UAE telecom operator Etisalat said that its third quarter net profit after royalty was up 22 per cent to Dh2.2 billion, as it added subscribers on the back of the Maroc Telecom consolidation.
In a statement to the bourse, Etisalat said that its consolidated revenue for the quarter was at Dh13.2bn, representing a 38 per cent increase year-on-year.
However, Etisalat net profit missed analyst forecasts.

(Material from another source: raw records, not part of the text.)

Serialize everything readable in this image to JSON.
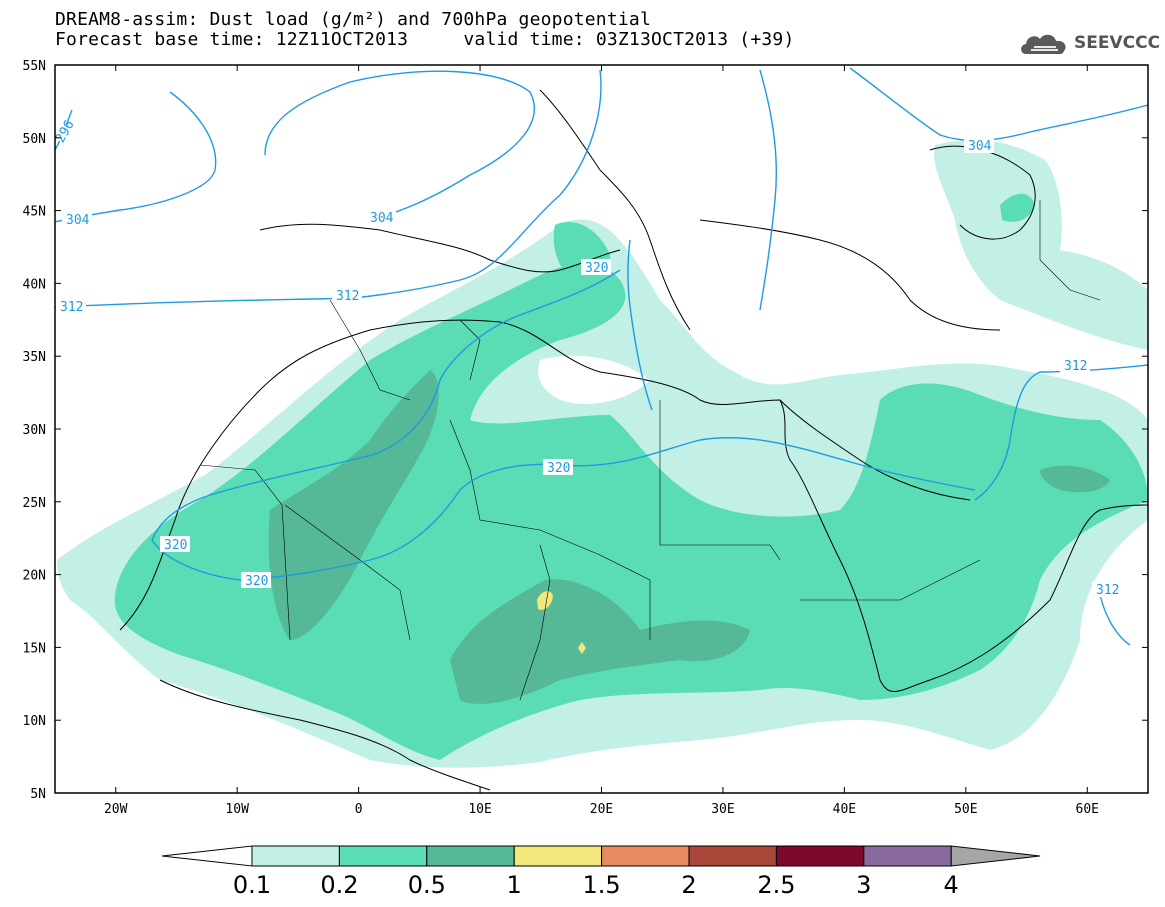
{
  "header": {
    "title": "DREAM8-assim: Dust load (g/m²) and 700hPa geopotential",
    "base_time": "Forecast base time: 12Z11OCT2013",
    "valid_time": "valid time: 03Z13OCT2013 (+39)"
  },
  "logo": {
    "text": "SEEVCCC",
    "icon": "cloud-icon"
  },
  "axes": {
    "x_ticks": [
      "20W",
      "10W",
      "0",
      "10E",
      "20E",
      "30E",
      "40E",
      "50E",
      "60E"
    ],
    "y_ticks": [
      "55N",
      "50N",
      "45N",
      "40N",
      "35N",
      "30N",
      "25N",
      "20N",
      "15N",
      "10N",
      "5N"
    ],
    "lon_range": [
      -25,
      65
    ],
    "lat_range": [
      5,
      55
    ]
  },
  "contours": {
    "color": "#1e9be0",
    "labels": [
      "296",
      "304",
      "304",
      "304",
      "312",
      "312",
      "312",
      "312",
      "320",
      "320",
      "320",
      "320"
    ]
  },
  "colorbar": {
    "labels": [
      "0.1",
      "0.2",
      "0.5",
      "1",
      "1.5",
      "2",
      "2.5",
      "3",
      "4"
    ],
    "colors": [
      "#c2efe6",
      "#5adcb4",
      "#55b896",
      "#f2e77a",
      "#e98b62",
      "#a8463a",
      "#7d0a2a",
      "#8a6b9f"
    ],
    "under_color": "#ffffff",
    "over_color": "#a6a6a6"
  }
}
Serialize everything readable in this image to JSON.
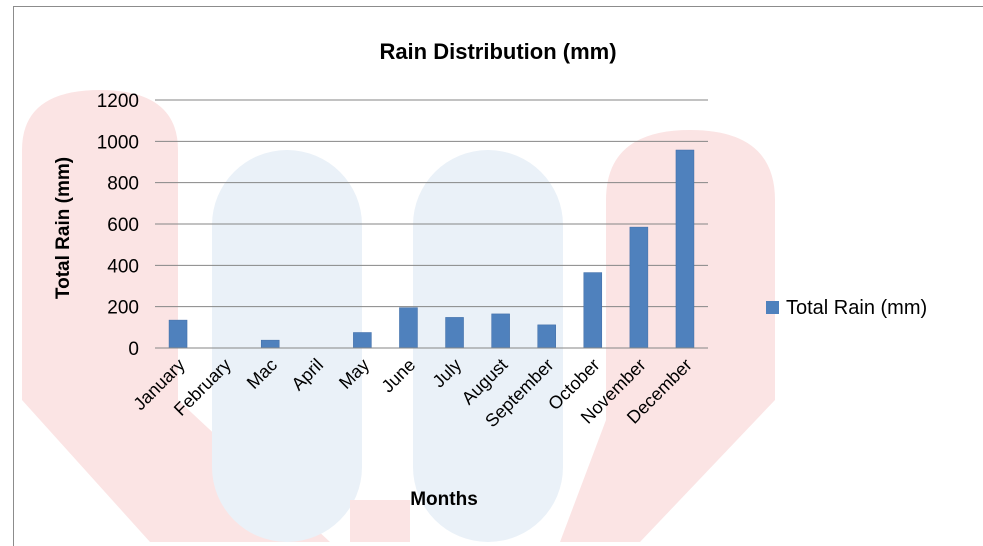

Beltone expected Etisalat to post a net profit of Dh3.3 billion in the third quarter, while Bahrain based-Sico forecast a net profit of Dh2.7bn.
“Etisalat Group aggregate subscriber base grew to 180 million by the end of September 2014, representing a year-on-year growth of 25 per cent and quarter-on-quarter decline of 1 per cent,” Etisalat said in the statement.
“The group reported net additions of 36 million subscribers during the last 12 months as a result of the consolidation of Maroc Telecom,” it added.
In the last quarter Etisalat recognised only six weeks of Maroc Telecom operations, after it finalised the deal in May.
In the UAE market, Etisalat’s subscriber base grew to 10.8 million in September, a 6 per cent increase year-on-year. However, subscribers in the country declined 4 per cent quarter-on-quarter on the back of the UAE’s regulator campaign “my identity, my number”.
Etisalat local competitor Du reported a net profit of Dh559 million yesterday, representing an 18 per cent increase year-on-year.